Several times a week, I spot delivery vans purring on neighbours’ doorsteps while they unload bags of shopping. Quite often, I spot a loaf or two poking out from the stripey Tesco bags or the Ocado box: a sliced sandwich loaf, perhaps; a ciabbata; maybe a Hovis. And several times a week, I think to myself: the high street really is doomed, if even my neighbours cannot be bothered to walk 200 yards to shop locally at Judges Bakery, where we’ve struggled (but managed, in most cases) to keep prices comparable with (non-organic) supermarket prices, and where our breads not to mention cakes, pastries, biscuits and muesli have scooped many awards.

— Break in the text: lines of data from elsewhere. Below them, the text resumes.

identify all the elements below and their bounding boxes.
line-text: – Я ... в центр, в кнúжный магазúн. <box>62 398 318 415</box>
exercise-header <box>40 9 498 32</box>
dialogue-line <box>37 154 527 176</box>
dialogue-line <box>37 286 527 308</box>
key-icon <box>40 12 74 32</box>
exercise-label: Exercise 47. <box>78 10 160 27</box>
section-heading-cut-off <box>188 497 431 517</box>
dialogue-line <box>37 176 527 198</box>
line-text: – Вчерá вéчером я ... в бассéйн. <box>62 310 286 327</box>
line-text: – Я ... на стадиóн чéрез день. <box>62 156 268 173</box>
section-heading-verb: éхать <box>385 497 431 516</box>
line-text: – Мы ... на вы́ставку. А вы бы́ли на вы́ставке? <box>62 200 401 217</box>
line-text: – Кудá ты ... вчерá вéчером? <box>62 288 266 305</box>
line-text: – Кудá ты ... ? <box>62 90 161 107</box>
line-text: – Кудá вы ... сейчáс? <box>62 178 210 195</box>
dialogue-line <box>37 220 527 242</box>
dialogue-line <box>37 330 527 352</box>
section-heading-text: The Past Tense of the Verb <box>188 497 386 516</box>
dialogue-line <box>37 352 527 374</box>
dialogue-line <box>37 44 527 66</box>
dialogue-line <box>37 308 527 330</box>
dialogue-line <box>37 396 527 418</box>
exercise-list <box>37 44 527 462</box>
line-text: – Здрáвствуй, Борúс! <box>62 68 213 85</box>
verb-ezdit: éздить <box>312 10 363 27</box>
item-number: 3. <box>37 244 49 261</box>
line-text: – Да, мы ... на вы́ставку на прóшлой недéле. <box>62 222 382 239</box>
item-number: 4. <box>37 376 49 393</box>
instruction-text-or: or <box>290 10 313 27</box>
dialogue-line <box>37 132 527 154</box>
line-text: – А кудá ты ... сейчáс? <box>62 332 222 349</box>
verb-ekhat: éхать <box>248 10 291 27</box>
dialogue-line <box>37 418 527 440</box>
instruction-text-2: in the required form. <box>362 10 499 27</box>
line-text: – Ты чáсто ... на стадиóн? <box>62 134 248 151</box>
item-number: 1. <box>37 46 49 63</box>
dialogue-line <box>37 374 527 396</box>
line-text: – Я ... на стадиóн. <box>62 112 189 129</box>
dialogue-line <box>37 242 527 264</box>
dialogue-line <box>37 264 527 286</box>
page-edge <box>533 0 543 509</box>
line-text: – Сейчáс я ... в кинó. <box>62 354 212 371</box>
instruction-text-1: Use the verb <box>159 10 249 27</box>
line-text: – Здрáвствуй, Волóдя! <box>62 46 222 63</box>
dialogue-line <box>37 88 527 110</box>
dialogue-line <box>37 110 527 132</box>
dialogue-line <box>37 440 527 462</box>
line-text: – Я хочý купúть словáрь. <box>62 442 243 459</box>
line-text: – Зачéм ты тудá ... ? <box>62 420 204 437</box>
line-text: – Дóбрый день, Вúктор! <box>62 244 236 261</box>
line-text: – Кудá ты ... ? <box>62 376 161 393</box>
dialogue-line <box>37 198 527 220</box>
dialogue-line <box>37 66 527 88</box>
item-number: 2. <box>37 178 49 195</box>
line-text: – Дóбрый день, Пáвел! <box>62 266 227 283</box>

The internet can be a wonderful thing, offering convenience in ever-busier lives. But there’s a real risk that we’ll end up like so many villages in France, if bread-lovers don’t realise the impact of their actions when they click-to-buy their loaves. Many French villages are now ghost towns: where once there was a thriving boulangerie, not to mention a butcher and greengrocer, many villages and small towns have nowhere to buy food at all. The reason: when out-of-town Carrefour supermarkets opened, the residents of those villages flocked to shop there. Did they realise that by choosing to do that, their local retailers would fail and the heart would be ripped out of those villages? Probably not, but there’s no turning back, now.

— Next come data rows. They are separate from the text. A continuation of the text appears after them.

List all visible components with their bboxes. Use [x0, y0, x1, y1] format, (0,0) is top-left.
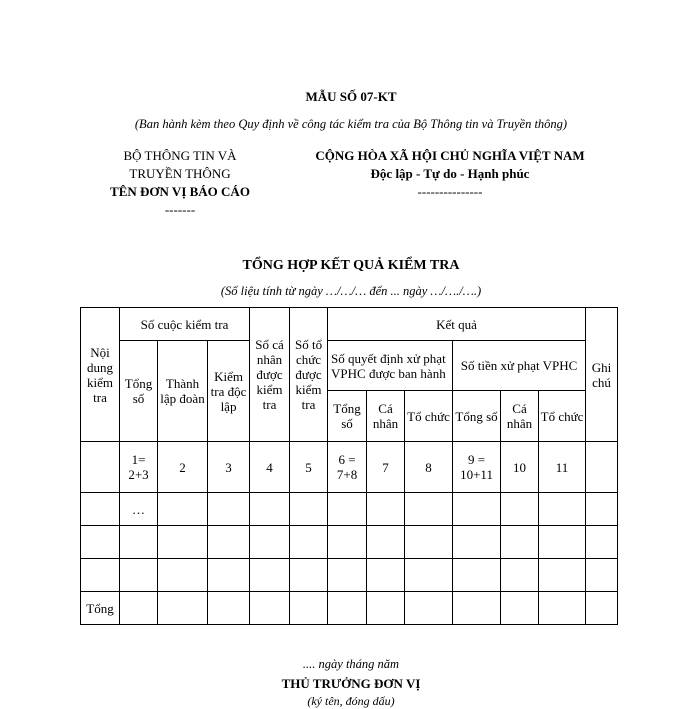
table-cell	[250, 559, 290, 592]
table-cell	[453, 559, 501, 592]
header-fines-group: Số tiền xử phạt VPHC	[453, 341, 586, 391]
index-cell: 9 = 10+11	[453, 442, 501, 493]
table-row	[81, 526, 618, 559]
table-cell	[208, 526, 250, 559]
index-cell: 5	[290, 442, 328, 493]
table-cell	[539, 592, 586, 625]
table-cell	[81, 559, 120, 592]
header-fines-individual: Cá nhân	[501, 391, 539, 442]
table-cell	[405, 559, 453, 592]
table-cell	[328, 592, 367, 625]
footer-date-line: .... ngày tháng năm	[302, 657, 400, 671]
total-row	[81, 592, 618, 625]
header-decisions-individual: Cá nhân	[367, 391, 405, 442]
header-content: Nội dung kiểm tra	[81, 308, 120, 442]
header-inspections-group: Số cuộc kiểm tra	[120, 308, 250, 341]
table-cell	[586, 592, 618, 625]
table-row	[81, 559, 618, 592]
index-cell: 7	[367, 442, 405, 493]
table-cell	[367, 526, 405, 559]
table-cell	[81, 526, 120, 559]
table-cell	[290, 493, 328, 526]
header-fines-org: Tổ chức	[539, 391, 586, 442]
form-code: MẪU SỐ 07-KT	[305, 89, 397, 104]
header-decisions-org: Tổ chức	[405, 391, 453, 442]
left-divider: -------	[164, 202, 196, 217]
header-notes: Ghi chú	[586, 308, 618, 442]
table-cell	[405, 493, 453, 526]
table-cell	[158, 493, 208, 526]
right-divider: ---------------	[417, 184, 483, 199]
total-label: Tổng	[81, 592, 120, 625]
table-cell	[539, 526, 586, 559]
table-cell	[405, 526, 453, 559]
table-cell	[120, 559, 158, 592]
signature-note: (ký tên, đóng dấu)	[307, 694, 395, 708]
index-cell: 1= 2+3	[120, 442, 158, 493]
table-cell	[328, 526, 367, 559]
table-cell	[501, 493, 539, 526]
table-cell	[328, 559, 367, 592]
ministry-line-2: TRUYỀN THÔNG	[129, 166, 231, 181]
table-cell	[453, 592, 501, 625]
index-cell: 4	[250, 442, 290, 493]
country-name: CỘNG HÒA XÃ HỘI CHỦ NGHĨA VIỆT NAM	[315, 148, 585, 163]
index-cell: 3	[208, 442, 250, 493]
report-period: (Số liệu tính từ ngày …/…/… đến ... ngày …/…./….)	[220, 284, 482, 298]
table-cell	[81, 493, 120, 526]
table-cell	[290, 526, 328, 559]
index-cell: 2	[158, 442, 208, 493]
table-cell	[586, 493, 618, 526]
table-cell	[120, 592, 158, 625]
table-cell	[586, 526, 618, 559]
header-team: Thành lập đoàn	[158, 341, 208, 442]
table-cell	[586, 442, 618, 493]
table-cell	[501, 559, 539, 592]
head-of-unit-title: THỦ TRƯỞNG ĐƠN VỊ	[281, 676, 421, 691]
table-cell	[81, 442, 120, 493]
table-cell	[158, 559, 208, 592]
table-cell	[250, 592, 290, 625]
header-fines-total: Tổng số	[453, 391, 501, 442]
table-cell	[158, 526, 208, 559]
motto: Độc lập - Tự do - Hạnh phúc	[370, 166, 530, 181]
results-table	[80, 307, 618, 625]
index-cell: 6 = 7+8	[328, 442, 367, 493]
table-cell	[501, 592, 539, 625]
table-cell	[539, 493, 586, 526]
table-cell	[367, 493, 405, 526]
table-cell	[453, 493, 501, 526]
header-results-group: Kết quả	[328, 308, 586, 341]
header-independent: Kiểm tra độc lập	[208, 341, 250, 442]
issuing-agency-block	[95, 147, 265, 219]
table-cell	[208, 592, 250, 625]
table-cell	[250, 526, 290, 559]
table-cell	[120, 526, 158, 559]
table-cell	[208, 559, 250, 592]
header-individuals-checked: Số cá nhân được kiểm tra	[250, 308, 290, 442]
header-decisions-group: Số quyết định xử phạt VPHC được ban hành	[328, 341, 453, 391]
ministry-line-1: BỘ THÔNG TIN VÀ	[123, 148, 237, 163]
index-row	[81, 442, 618, 493]
table-cell	[501, 526, 539, 559]
table-cell	[290, 592, 328, 625]
issued-basis: (Ban hành kèm theo Quy định về công tác kiểm tra của Bộ Thông tin và Truyền thông)	[134, 117, 568, 131]
header-decisions-total: Tổng số	[328, 391, 367, 442]
table-cell	[405, 592, 453, 625]
table-cell	[208, 493, 250, 526]
table-cell	[250, 493, 290, 526]
table-cell	[328, 493, 367, 526]
national-heading-block	[285, 147, 615, 201]
table-cell	[586, 559, 618, 592]
unit-name: TÊN ĐƠN VỊ BÁO CÁO	[110, 184, 250, 199]
header-orgs-checked: Số tổ chức được kiểm tra	[290, 308, 328, 442]
table-row	[81, 493, 618, 526]
ellipsis-cell: …	[120, 493, 158, 526]
table-cell	[158, 592, 208, 625]
header-total-inspections: Tổng số	[120, 341, 158, 442]
index-cell: 8	[405, 442, 453, 493]
report-title: TỔNG HỢP KẾT QUẢ KIỂM TRA	[242, 258, 460, 273]
index-cell: 10	[501, 442, 539, 493]
table-cell	[290, 559, 328, 592]
table-cell	[367, 592, 405, 625]
table-cell	[539, 559, 586, 592]
table-cell	[367, 559, 405, 592]
index-cell: 11	[539, 442, 586, 493]
table-cell	[453, 526, 501, 559]
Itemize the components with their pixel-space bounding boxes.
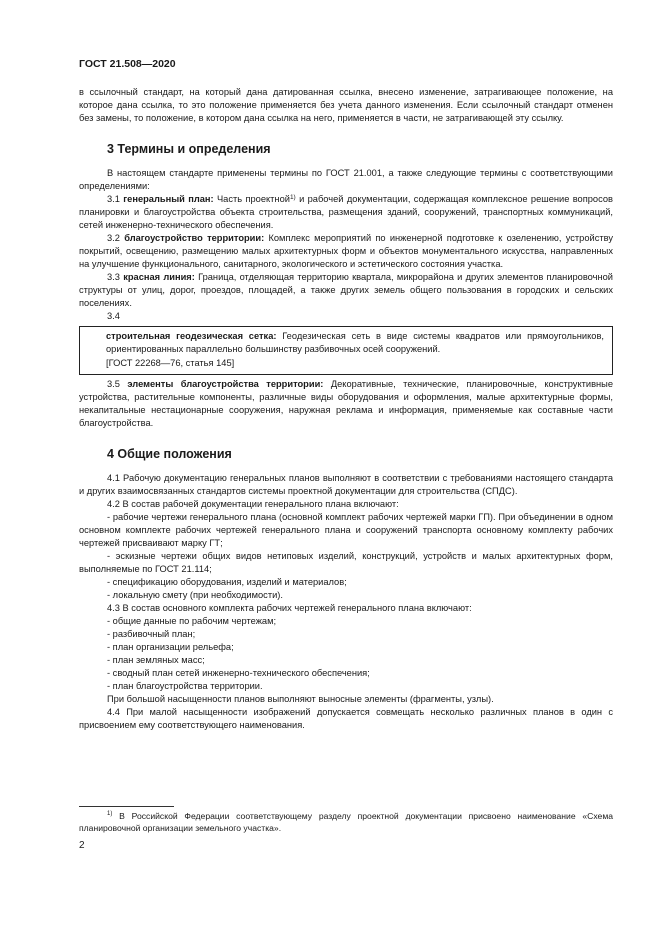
footnote-text: В Российской Федерации соответствующему разделу проектной документации присвоено наименование «Схема планировочной организации земельного участка». bbox=[79, 811, 614, 833]
term-3-5 bbox=[79, 378, 613, 430]
term-number: 3.1 bbox=[107, 194, 120, 204]
term-name: генеральный план: bbox=[123, 194, 214, 204]
term-3-1 bbox=[79, 193, 613, 232]
footnote-reference: 1) bbox=[289, 194, 296, 201]
section-3-title: 3 Термины и определения bbox=[107, 142, 271, 156]
list-item: - план земляных масс; bbox=[107, 655, 205, 665]
term-3-2 bbox=[79, 232, 613, 271]
section-4-title: 4 Общие положения bbox=[107, 447, 232, 461]
term-definition: Декоративные, технические, планировочные, конструктивные устройства, растительные компоненты, различные виды оборудования и оформления, малые архитектурные формы, некапитальные нестационарные сооружения, наружная реклама и информация, применяемые как составные части благоустройства. bbox=[79, 379, 613, 428]
document-header: ГОСТ 21.508—2020 bbox=[79, 58, 176, 70]
page-content bbox=[79, 86, 613, 732]
list-item: - рабочие чертежи генерального плана (основной комплект рабочих чертежей марки ГП). При объединении в одном основном комплекте рабочих чертежей генерального плана и сооружений транспорта основному комплекту рабочих чертежей присваивают марку ГТ; bbox=[79, 512, 613, 548]
term-source: [ГОСТ 22268—76, статья 145] bbox=[106, 358, 235, 368]
term-name: строительная геодезическая сетка: bbox=[106, 331, 277, 341]
paragraph-4-4: 4.4 При малой насыщенности изображений допускается совмещать несколько различных планов в один с присвоением ему соответствующего наименования. bbox=[79, 707, 613, 730]
term-3-4 bbox=[106, 330, 604, 356]
term-number: 3.5 bbox=[107, 379, 120, 389]
term-name: красная линия: bbox=[123, 272, 195, 282]
paragraph-4-2: 4.2 В состав рабочей документации генерального плана включают: bbox=[107, 499, 399, 509]
list-item: - план благоустройства территории. bbox=[107, 681, 263, 691]
term-number: 3.2 bbox=[107, 233, 120, 243]
list-item: - сводный план сетей инженерно-технического обеспечения; bbox=[107, 668, 370, 678]
term-definition: Геодезическая сеть в виде системы квадратов или прямоугольников, ориентированных параллельно большинству разбивочных осей сооружений. bbox=[106, 331, 604, 354]
term-3-3 bbox=[79, 271, 613, 310]
list-item: - разбивочный план; bbox=[107, 629, 196, 639]
paragraph-4-3-note: При большой насыщенности планов выполняют выносные элементы (фрагменты, узлы). bbox=[107, 694, 494, 704]
page-number: 2 bbox=[79, 840, 85, 851]
term-3-4-box bbox=[79, 326, 613, 375]
term-3-4-number: 3.4 bbox=[107, 311, 120, 321]
term-definition: Комплекс мероприятий по инженерной подготовке к озеленению, устройству покрытий, освещению, размещению малых архитектурных форм и объектов монументального искусства, направленных на улучшение функционального, санитарного, экологического и эстетического состояния участка. bbox=[79, 233, 613, 269]
footnote-divider bbox=[79, 806, 174, 807]
list-item: - локальную смету (при необходимости). bbox=[107, 590, 283, 600]
list-item: - общие данные по рабочим чертежам; bbox=[107, 616, 277, 626]
term-name: благоустройство территории: bbox=[124, 233, 265, 243]
list-item: - спецификацию оборудования, изделий и материалов; bbox=[107, 577, 347, 587]
list-item: - план организации рельефа; bbox=[107, 642, 234, 652]
footnote-mark: 1) bbox=[107, 811, 113, 817]
section-3-lead: В настоящем стандарте применены термины по ГОСТ 21.001, а также следующие термины с соответствующими определениями: bbox=[79, 168, 613, 191]
list-item: - эскизные чертежи общих видов нетиповых изделий, конструкций, устройств и малых архитектурных форм, выполняемые по ГОСТ 21.114; bbox=[79, 551, 613, 574]
term-definition-b: и рабочей документации, содержащая комплексное решение вопросов планировки и благоустройства объекта строительства, размещения зданий, сооружений, транспортных коммуникаций, сетей инженерно-технического обеспечения. bbox=[79, 194, 613, 230]
paragraph-4-3: 4.3 В состав основного комплекта рабочих чертежей генерального плана включают: bbox=[107, 603, 472, 613]
paragraph-4-1: 4.1 Рабочую документацию генеральных планов выполняют в соответствии с требованиями настоящего стандарта и других взаимосвязанных стандартов системы проектной документации для строительства (СПДС). bbox=[79, 473, 613, 496]
term-definition: Граница, отделяющая территорию квартала, микрорайона и других элементов планировочной структуры от улиц, дорог, проездов, площадей, а также других земель общего пользования в городских и сельских поселениях. bbox=[79, 272, 613, 308]
intro-paragraph: в ссылочный стандарт, на который дана датированная ссылка, внесено изменение, затрагивающее положение, на которое дана ссылка, то это положение применяется без учета данного изменения. Если ссылочный стандарт отменен без замены, то положение, в котором дана ссылка на него, применяется в части, не затрагивающей эту ссылку. bbox=[79, 87, 613, 123]
term-definition-a: Часть проектной bbox=[216, 194, 290, 204]
footnote bbox=[79, 810, 613, 834]
term-name: элементы благоустройства территории: bbox=[127, 379, 324, 389]
term-number: 3.3 bbox=[107, 272, 120, 282]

I suspect there are many small bakeries that could just about survive if they only had to compete with supermarkets, with their free parking. But when bread can be delivered to your door, convenience can trump taste, quality and even loyalty. In the baking business, we all face the ever-rising costs of ingredients, labour and compliance with red tape. But while I completely sympathise with mothers and food-lovers who live nowhere near a local bakery and so buy online, a real mental shift is needed, so that those shoppers fortunate enough to have a bakery nearby truly understand the long-term impact that buying their bread online will have on their community.

According to a recent report from the Local Data Company, the proportion of shops sitting empty is now 14.5%, up from 12% a year ago. Some areas are affected even more seriously: in Margate, for instance, 37.4% of shops stand empty and it’s a reasonable assumption that the national figures include some bakeries. And there’s no question, in my mind, that some of the blame for that can be laid at the feet of online delivery services, with their lack of queues and timed delivery slots.

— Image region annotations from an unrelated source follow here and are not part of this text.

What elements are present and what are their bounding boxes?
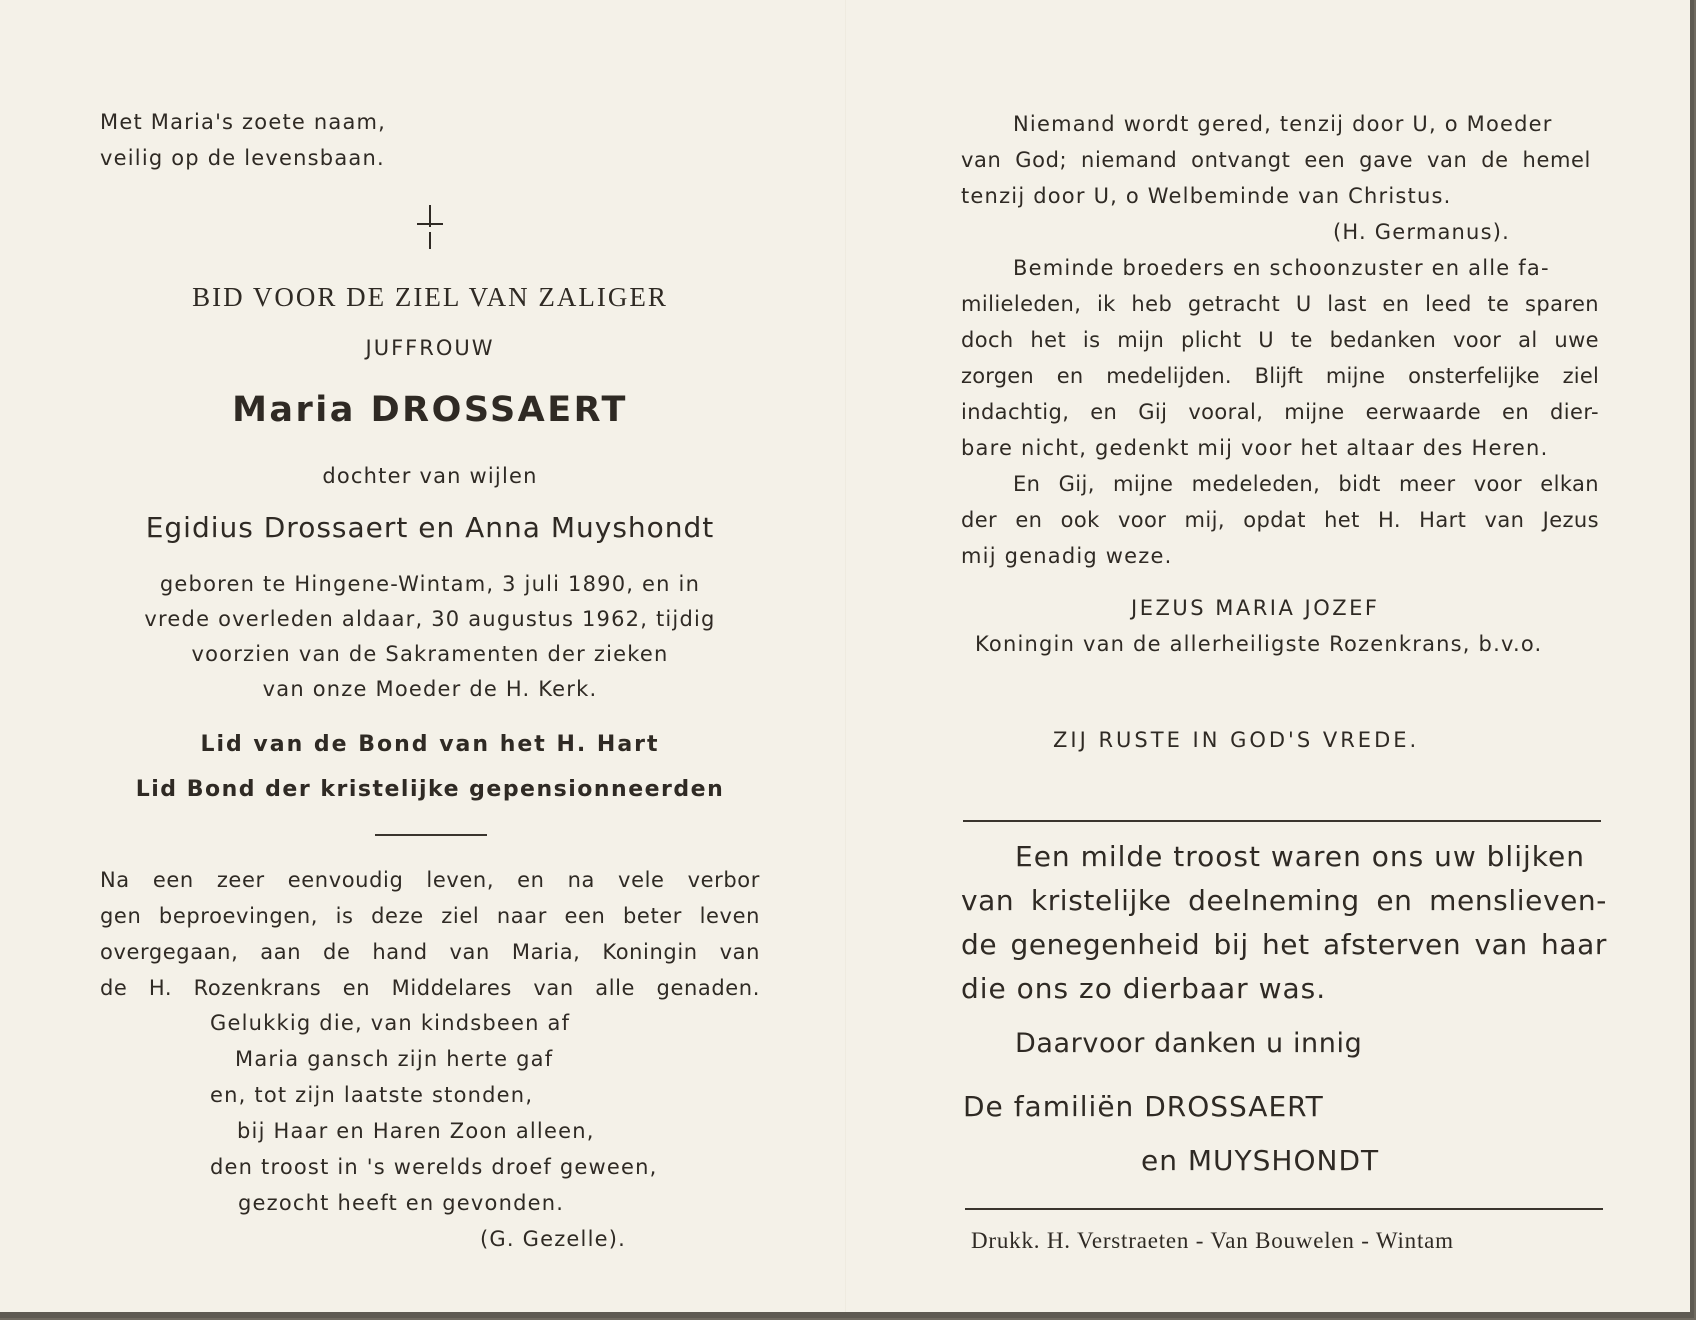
bio-line: geboren te Hingene-Wintam, 3 juli 1890, en in <box>159 572 701 596</box>
message-line: zorgen en medelijden. Blijft mijne onsterfelijke ziel <box>961 364 1599 388</box>
divider-top <box>963 820 1601 822</box>
rest-in-peace: ZIJ RUSTE IN GOD'S VREDE. <box>1053 728 1420 752</box>
poem-line: den troost in 's werelds droef geween, <box>210 1155 658 1179</box>
right-panel <box>955 0 1605 1312</box>
thanks-close: Daarvoor danken u innig <box>1015 1028 1363 1059</box>
thanks-line: die ons zo dierbaar was. <box>961 972 1327 1005</box>
quote-line: van God; niemand ontvangt een gave van de hemel <box>961 148 1591 172</box>
thanks-line: van kristelijke deelneming en menslieven- <box>961 884 1607 917</box>
card-fold <box>845 0 847 1312</box>
message-line: milieleden, ik heb getracht U last en leed te sparen <box>961 292 1599 316</box>
bio-line: voorzien van de Sakramenten der zieken <box>191 642 669 666</box>
poem-line: Gelukkig die, van kindsbeen af <box>210 1011 571 1035</box>
life-para-line: Na een zeer eenvoudig leven, en na vele verbor <box>100 868 760 892</box>
quote-line: Niemand wordt gered, tenzij door U, o Moeder <box>1013 112 1553 136</box>
pray-for-heading: BID VOOR DE ZIEL VAN ZALIGER <box>192 282 668 312</box>
deceased-name: Maria DROSSAERT <box>232 390 628 430</box>
rosary-queen: Koningin van de allerheiligste Rozenkrans, b.v.o. <box>975 632 1543 656</box>
thanks-line: Een milde troost waren ons uw blijken <box>1015 840 1585 873</box>
parents-names: Egidius Drossaert en Anna Muyshondt <box>145 511 715 544</box>
invocation: JEZUS MARIA JOZEF <box>1131 596 1380 620</box>
message-line: doch het is mijn plicht U te bedanken voor al uwe <box>961 328 1599 352</box>
quote-author: (H. Germanus). <box>1333 220 1510 244</box>
intro-line-2: veilig op de levensbaan. <box>100 146 385 170</box>
life-para-line: gen beproevingen, is deze ziel naar een beter leven <box>100 904 760 928</box>
title-juffrouw: JUFFROUW <box>365 336 495 360</box>
quote-line: tenzij door U, o Welbeminde van Christus. <box>961 184 1452 208</box>
poem-line: Maria gansch zijn herte gaf <box>235 1047 554 1071</box>
family-line-2: en MUYSHONDT <box>1141 1144 1380 1177</box>
poem-line: gezocht heeft en gevonden. <box>238 1191 565 1215</box>
poem-line: bij Haar en Haren Zoon alleen, <box>237 1119 595 1143</box>
printer-credit: Drukk. H. Verstraeten - Van Bouwelen - Wintam <box>971 1228 1454 1253</box>
message-line: indachtig, en Gij vooral, mijne eerwaarde en dier- <box>961 400 1599 424</box>
bio-line: van onze Moeder de H. Kerk. <box>262 677 598 701</box>
divider-bottom <box>965 1208 1603 1210</box>
message-line: Beminde broeders en schoonzuster en alle fa- <box>1013 256 1550 280</box>
message-line: der en ook voor mij, opdat het H. Hart van Jezus <box>961 508 1599 532</box>
message-line: bare nicht, gedenkt mij voor het altaar des Heren. <box>961 436 1549 460</box>
bio-line: vrede overleden aldaar, 30 augustus 1962, tijdig <box>144 607 716 631</box>
poem-author: (G. Gezelle). <box>480 1227 627 1251</box>
life-para-line: de H. Rozenkrans en Middelares van alle genaden. <box>100 976 760 1000</box>
life-para-line: overgegaan, aan de hand van Maria, Koningin van <box>100 940 760 964</box>
cross-icon <box>417 205 443 249</box>
membership-1: Lid van de Bond van het H. Hart <box>200 732 660 757</box>
family-line-1: De familiën DROSSAERT <box>963 1090 1324 1123</box>
intro-line-1: Met Maria's zoete naam, <box>100 110 387 134</box>
left-panel <box>90 0 770 1312</box>
thanks-line: de genegenheid bij het afsterven van haar <box>961 928 1607 961</box>
divider <box>375 834 487 836</box>
membership-2: Lid Bond der kristelijke gepensionneerden <box>135 777 725 802</box>
poem-line: en, tot zijn laatste stonden, <box>210 1083 534 1107</box>
message-line: mij genadig weze. <box>961 544 1173 568</box>
daughter-of: dochter van wijlen <box>322 464 538 488</box>
message-line: En Gij, mijne medeleden, bidt meer voor elkan <box>1013 472 1599 496</box>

Ironically, the way for local bakeries to fight back, in a small way, is through offering bread online, just as we have started to do at Judges. But it still seems nuts for us to be mailing bread half-way across the country, when some of my neighbours are buying theirs from a multiple retailer whose bakery facility is probably also half a country away, delivered by a supermarket van.

For the sake of the planet and our communities let’s hope that my neighbours (and yours) wake up and smell the croissants, before it’s too late.